Kumandan “Sen merak etme evlâdım” dese de, Halil şehit olmadan evvel son kez, “Arkadaşıma söyleyin, hakkını helâl etsin!” diyerek gözlerini yumar.

Aradan fazla zaman geçmez, sargı alanına yeni yaralılar gelir. Çoğu şehadete yürür. Şehitlerin üzerinden çıkan eşyalar ve künyeler kumandana ulaştırılır. İşte onlardan biri, kumandanın gözyaşlarına sebeptir: “Ben, Lapseki Beybaş köyünden arkadaşım Halil’e 1 mecit borç verdiydim. Kendisi beni göremedi. Biraz sonra taarruza kalkacağız. Belki ben dönemem. Arkadaşıma söyleyin, hakkımı helâl ettim.”
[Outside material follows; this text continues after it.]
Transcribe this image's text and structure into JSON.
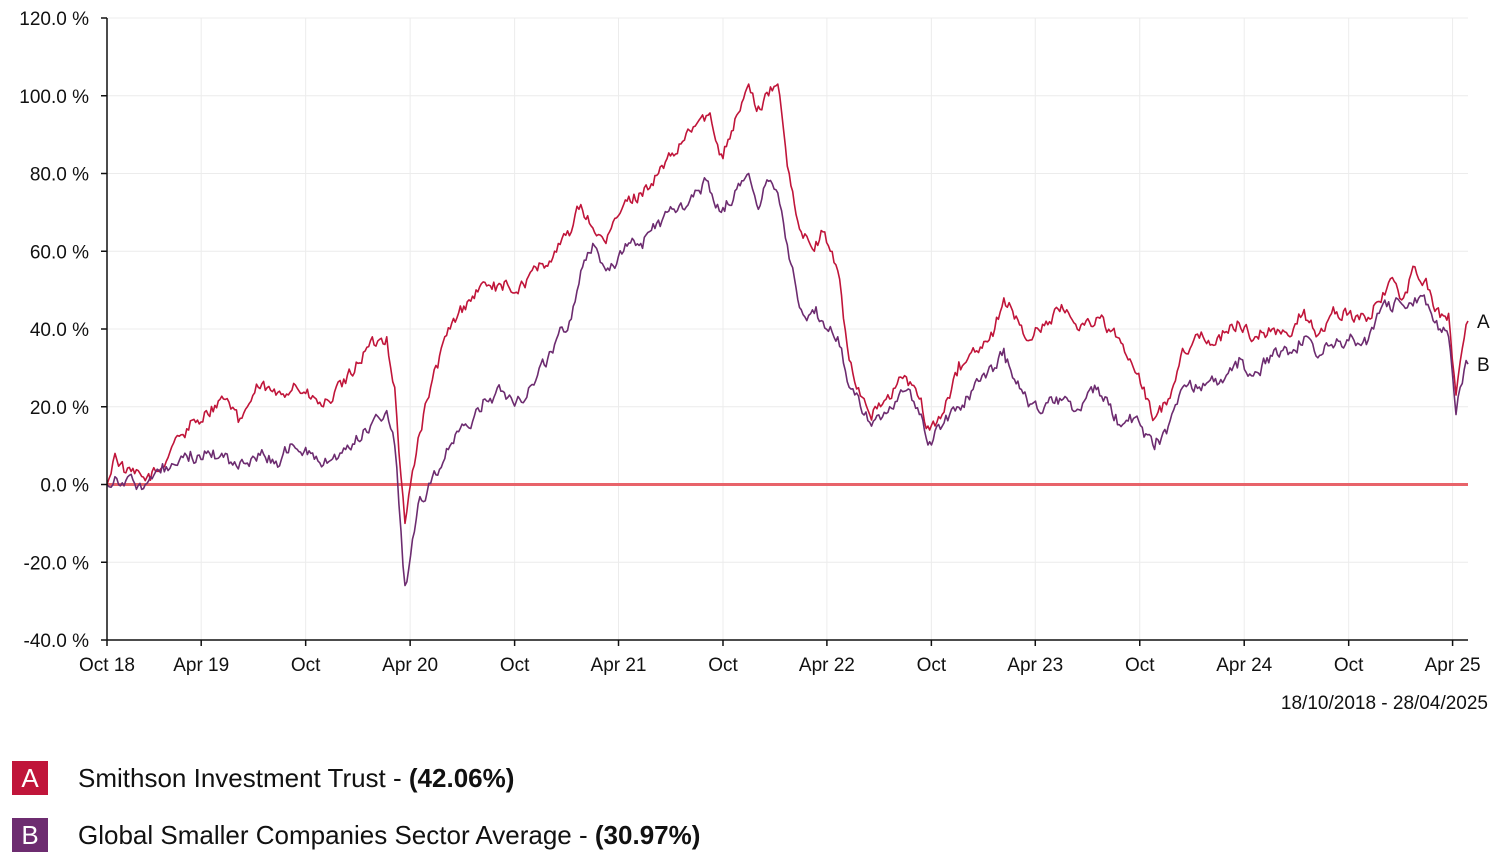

Kul hakkı, üzerinde işte böyle ince düşünülmesi gerekilen bir meseledir. İmam-ı Gazâlî, “Kalplerin Keşfi” adlı eserinde konuyla ilgili olarak hadîs-i şerîf çizgisinde şu notları aktarmıştır: “Başlıca kul hakları şunlardır: Müslüman kardeşinle karşılaşınca ona selâm vermen, seni davet edince davetine icâbet etmen, hastalanınca ziyaretine varman, ölünce cenazesinde bulunman, senin üzerine yemin ettiği zaman onu haklı çıkarman, senden nasihat isteyince ona nasihat vermen…”

Resûlullah (sav) buyuruyor: “Şu dört şey, Müslümanların, senin üzerindeki haklarıdır: İyi yolda olanlarını desteklemen, günahları için af dilemen, doğru yola sırt çevirenleri Hakk’a çağırman ve tövbe edenleri sevmen.”

Yine bazı hadîs-i şerîfler ile yazımızı bitirelim:

“Din kardeşine rahatsız edici nazarla bakmak, Müslümana helâl değildir.”

“Bir Müslümanın diğer bir Müslüman kardeşi ile üç günden fazla küs kalması ve karşılaşınca berikinin bu tarafa, ötekinin öbür tarafa dönmesi caiz değildir. Bu iki kişinin daha hayırlısı, ilk önce selâm verenidir.”

“Ayağı kayan bir Müslümanı tutup kaldıranı, Allah da kıyamet günü kaldırır.”